次はニュートン
昨日書いた、ガリレオ達が拓いた科学的思考は、『測定』という道具を、科学に与えた。
「測定できれば数値化できる」
そして
「数値に対して数学的な手法が使える」
このようにして、ケプラーは地球などの軌道を、楕円形であると導いた。
更に、ニュートンは、微積分という数学的手法を編み出して、力学の理論体系を作り上げていく。力学の世界は、数式で予測したモノが、きちんと現実の世界にあてはまる。天文学に対して、物理学の理論的な予測が使われて、新しい惑星等が見つかったりした。
この後は、物理学は数学的な基礎がなければ成立しなくなっていく。数学の、綺麗な理論体系によって、多くの物事が説明され予測される、予測を観測で確認することも行われていく。こうした物理学的世界観が、産業革命以降の技術進歩を生み出す。これを見た他の学問も、物理学の様な『数学的な記述』を欲しがるようになる。
この影響は、社会科学などにも及び、統計的数値の活用などが、社会科学の方法論に持ち込まれるようになった。

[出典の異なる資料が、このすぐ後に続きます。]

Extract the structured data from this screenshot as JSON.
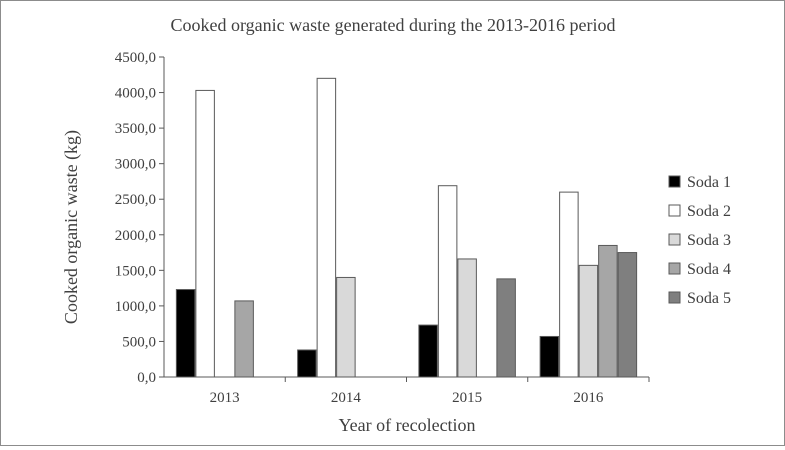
{
  "chart_data": {
    "type": "bar",
    "title": "Cooked organic waste generated during the 2013-2016 period",
    "xlabel": "Year of recolection",
    "ylabel": "Cooked organic waste (kg)",
    "categories": [
      "2013",
      "2014",
      "2015",
      "2016"
    ],
    "ylim": [
      0,
      4500
    ],
    "yticks": [
      0,
      500,
      1000,
      1500,
      2000,
      2500,
      3000,
      3500,
      4000,
      4500
    ],
    "ytick_labels": [
      "0,0",
      "500,0",
      "1000,0",
      "1500,0",
      "2000,0",
      "2500,0",
      "3000,0",
      "3500,0",
      "4000,0",
      "4500,0"
    ],
    "grid": false,
    "legend_position": "right",
    "series": [
      {
        "name": "Soda 1",
        "color": "#000000",
        "values": [
          1230,
          380,
          730,
          570
        ]
      },
      {
        "name": "Soda 2",
        "color": "#ffffff",
        "values": [
          4030,
          4200,
          2690,
          2600
        ]
      },
      {
        "name": "Soda 3",
        "color": "#d9d9d9",
        "values": [
          0,
          1400,
          1660,
          1570
        ]
      },
      {
        "name": "Soda 4",
        "color": "#a6a6a6",
        "values": [
          1070,
          0,
          0,
          1850
        ]
      },
      {
        "name": "Soda 5",
        "color": "#7f7f7f",
        "values": [
          0,
          0,
          1380,
          1750
        ]
      }
    ]
  }
}
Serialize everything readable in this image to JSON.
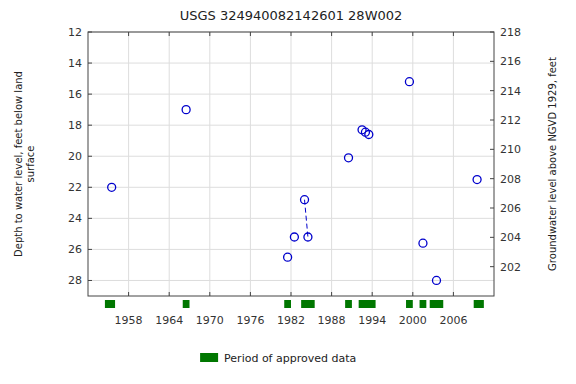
{
  "chart_data": {
    "type": "scatter",
    "title": "USGS 324940082142601 28W002",
    "y_label": "Depth to water level, feet below land\nsurface",
    "y2_label": "Groundwater level above NGVD 1929, feet",
    "series": [
      {
        "type": "scatter",
        "color": "#0000cc",
        "marker": "open-circle",
        "line_style": "none",
        "x": [
          1955.5,
          1966.5,
          1981.5,
          1982.5,
          1984.0,
          1984.5,
          1990.5,
          1992.5,
          1993.0,
          1993.5,
          1999.5,
          2001.5,
          2003.5,
          2009.5
        ],
        "values": [
          22.0,
          17.0,
          26.5,
          25.2,
          22.8,
          25.2,
          20.1,
          18.3,
          18.45,
          18.6,
          15.2,
          25.6,
          28.0,
          21.5
        ]
      },
      {
        "type": "line",
        "color": "#0000cc",
        "line_style": "dashed",
        "x": [
          1984.0,
          1984.5
        ],
        "values": [
          22.8,
          25.2
        ]
      },
      {
        "type": "span",
        "name": "Period of approved data",
        "color": "#007700",
        "values": [
          [
            1954.5,
            1956.0
          ],
          [
            1966.0,
            1967.0
          ],
          [
            1981.0,
            1982.0
          ],
          [
            1983.5,
            1985.5
          ],
          [
            1990.0,
            1991.0
          ],
          [
            1992.0,
            1994.5
          ],
          [
            1999.0,
            2000.0
          ],
          [
            2001.0,
            2002.0
          ],
          [
            2002.5,
            2004.5
          ],
          [
            2009.0,
            2010.5
          ]
        ]
      }
    ],
    "xlim": [
      1952,
      2012
    ],
    "xticks": [
      1958,
      1964,
      1970,
      1976,
      1982,
      1988,
      1994,
      2000,
      2006
    ],
    "ylim": [
      29,
      12
    ],
    "yticks": [
      12,
      14,
      16,
      18,
      20,
      22,
      24,
      26,
      28
    ],
    "y2lim": [
      200,
      218
    ],
    "y2ticks": [
      218,
      216,
      214,
      212,
      210,
      208,
      206,
      204,
      202
    ],
    "grid": true,
    "legend": "bottom"
  }
}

しかし、ここで一つ大事なことを、確認する必要がある。それは、
「力学の理論の成立は、理想化された条件である」
例えば、
「大きさがない質点に、全質量を集中したとして、運動を考える」
と言う発想である。これで、現実の物と対応したときに誤差が生じる。例えば、野球のボールに
『重い球というコトはあり得ない」・・某物理学の参考書
「打ったときに手応えが違う。XXの球は重い」・・野球選手の実感
これは、ボールの構造や、バットとボールの接触の状況などを精密に調べれば、
「反発力が大きい『軽い球』も、反発せずに食い込む『重い球』もある」
と言う発想が出てくる。このような、理想化と現実の関係に向き合うことが、本当に物理学的世界観を生かすことになる。